Hancock right to resign but Johnson should have sacked him, says Labour

Elliot Chappell
© UK Parliament/Jessica Taylor

Keir Starmer has said that Matt Hancock was right to resign as Secretary of State for Health and Social Care after pictures and a video of the minister breaking his own Covid public health restrictions with an aide were revealed.

But tweeting shortly after Hancock announced this afternoon that he would be stepping down, following the story emerging on Friday, the Labour leader argued that Boris Johnson should have sacked the Health Secretary.

The footage, showing Hancock kissing his aide, was from May 6th according to The Sun. At the time, the public were still being instructed not to hug people outside of their household, which was only allowed from May 17th.

The Sun published details of an “explosive affair” between Hancock and Gina Coladangelo, who was hired as an adviser and then appointed as a non-executive director at the Department for Health and Social Care last year.

In a letter to the Prime Minister this afternoon, the Health Secretary wrote: “The last thing I would want is for my private life to distract attention from the single-minded focus that is leading us out of this crisis”.

He tweeted today: “I understand the enormous sacrifices that everybody in this country has made, you have made, and those of us who make these rules have got to stick by them and that’s why I’ve got to resign.”

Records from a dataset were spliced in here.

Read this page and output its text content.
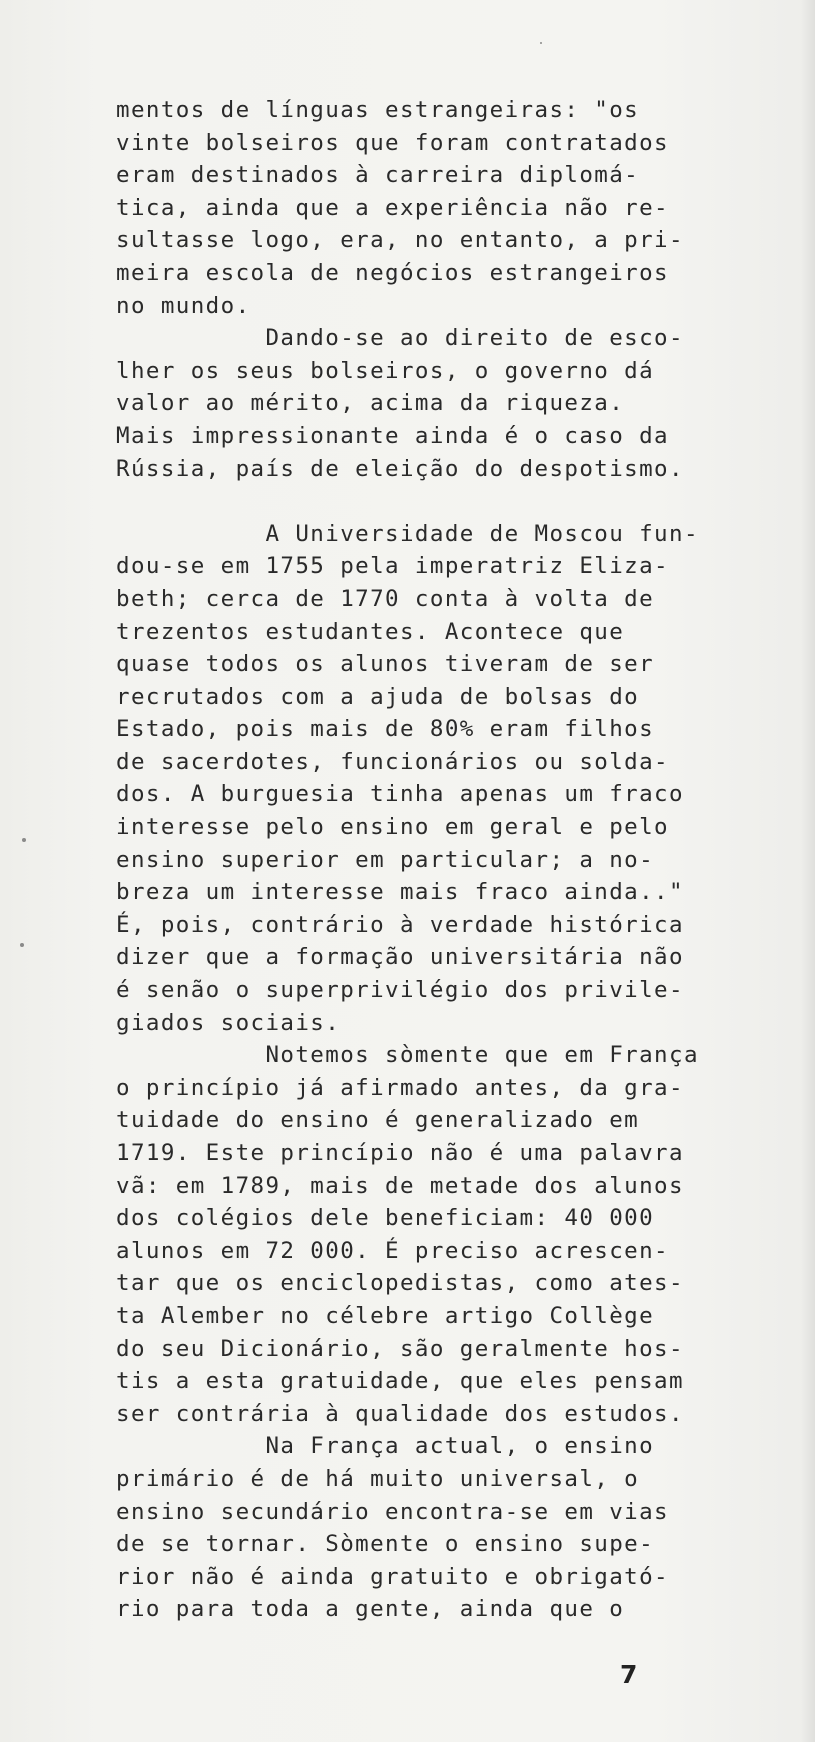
mentos de línguas estrangeiras: "os
vinte bolseiros que foram contratados
eram destinados à carreira diplomá-
tica, ainda que a experiência não re-
sultasse logo, era, no entanto, a pri-
meira escola de negócios estrangeiros
no mundo.
Dando-se ao direito de esco-
lher os seus bolseiros, o governo dá
valor ao mérito, acima da riqueza.
Mais impressionante ainda é o caso da
Rússia, país de eleição do despotismo.
A Universidade de Moscou fun-
dou-se em 1755 pela imperatriz Eliza-
beth; cerca de 1770 conta à volta de
trezentos estudantes. Acontece que
quase todos os alunos tiveram de ser
recrutados com a ajuda de bolsas do
Estado, pois mais de 80% eram filhos
de sacerdotes, funcionários ou solda-
dos. A burguesia tinha apenas um fraco
interesse pelo ensino em geral e pelo
ensino superior em particular; a no-
breza um interesse mais fraco ainda.."
É, pois, contrário à verdade histórica
dizer que a formação universitária não
é senão o superprivilégio dos privile-
giados sociais.
Notemos sòmente que em França
o princípio já afirmado antes, da gra-
tuidade do ensino é generalizado em
1719. Este princípio não é uma palavra
vã: em 1789, mais de metade dos alunos
dos colégios dele beneficiam: 40 000
alunos em 72 000. É preciso acrescen-
tar que os enciclopedistas, como ates-
ta Alember no célebre artigo Collège
do seu Dicionário, são geralmente hos-
tis a esta gratuidade, que eles pensam
ser contrária à qualidade dos estudos.
Na França actual, o ensino
primário é de há muito universal, o
ensino secundário encontra-se em vias
de se tornar. Sòmente o ensino supe-
rior não é ainda gratuito e obrigató-
rio para toda a gente, ainda que o
7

Hancock has now been replaced as Health Secretary by Sajid Javid, the Conservative MP for Bromsgrove who was Chancellor from 2019 to 2020 and Home Secretary before that. He resigned from the cabinet last year over a row related to Dominic Cummings.

After the pictures of the Health Secretary and Coladangelo emerged on Friday, Johnson accepted the apology of Hancock and a Downing Street spokesperson said that the Prime Minister “considers the matter closed”.

Labour said on Friday that Johnson should sack Hancock. A party spokesperson said ministers are “entitled to a private life” but raised concerns over her hiring and possible “conflicts of interests or rules that have been broken”.

There was initially no public record of Coladangelo being appointed as a non-executive director, a taxpayer-funded role that pays at least £15,000, but the hire and failure to declare was revealed by The Sunday Times in November last year.

Tweeting shortly after the resignation today, Angela Rayner wrote: “Why did Boris Johnson back Matt Hancock, why did he say that the matter was closed on Friday and why didn’t he have the guts to sack him?”

Jonathan Ashworth told Sky News: “It shouldn’t have come to this. The Prime Minister should have shown the guts, the spine, the judgement to have sacked him. You cannot have a Health Secretary breaking the rules in a pandemic.”

The Shadow Health Secretary added: “This reveals the weakness, lack of judgement, lack of leadership from Boris Johnson that he didn’t sack him. If No 10 are briefing tonight that this was Matt Hancock’s decision, not Boris Johnson’s, I think that tells you even more so that Boris Johnson isn’t cut out for the demands of leadership.”

The Health Secretary had already been under pressure in recent weeks after the former adviser to Boris Johnson Dominic Cummings revealed text messages in which the Prime Minister appeared to call Hancock “totally fucking hopeless”.

Cummings also told MPs during an evidence session recently that he had urged Johnson to sack the Health Secretary up to 20 times for allegedly lying to colleagues and the public about care homes, testing and other aspects of the Covid response.

The former aide to the Prime Minister has claimed, in response to Javid’s appointment, that he “tricked” Johnson into “firing” Javid last year. “Saj = bog standard = chasing headlines + failing = awful for NHS,” he tweeted.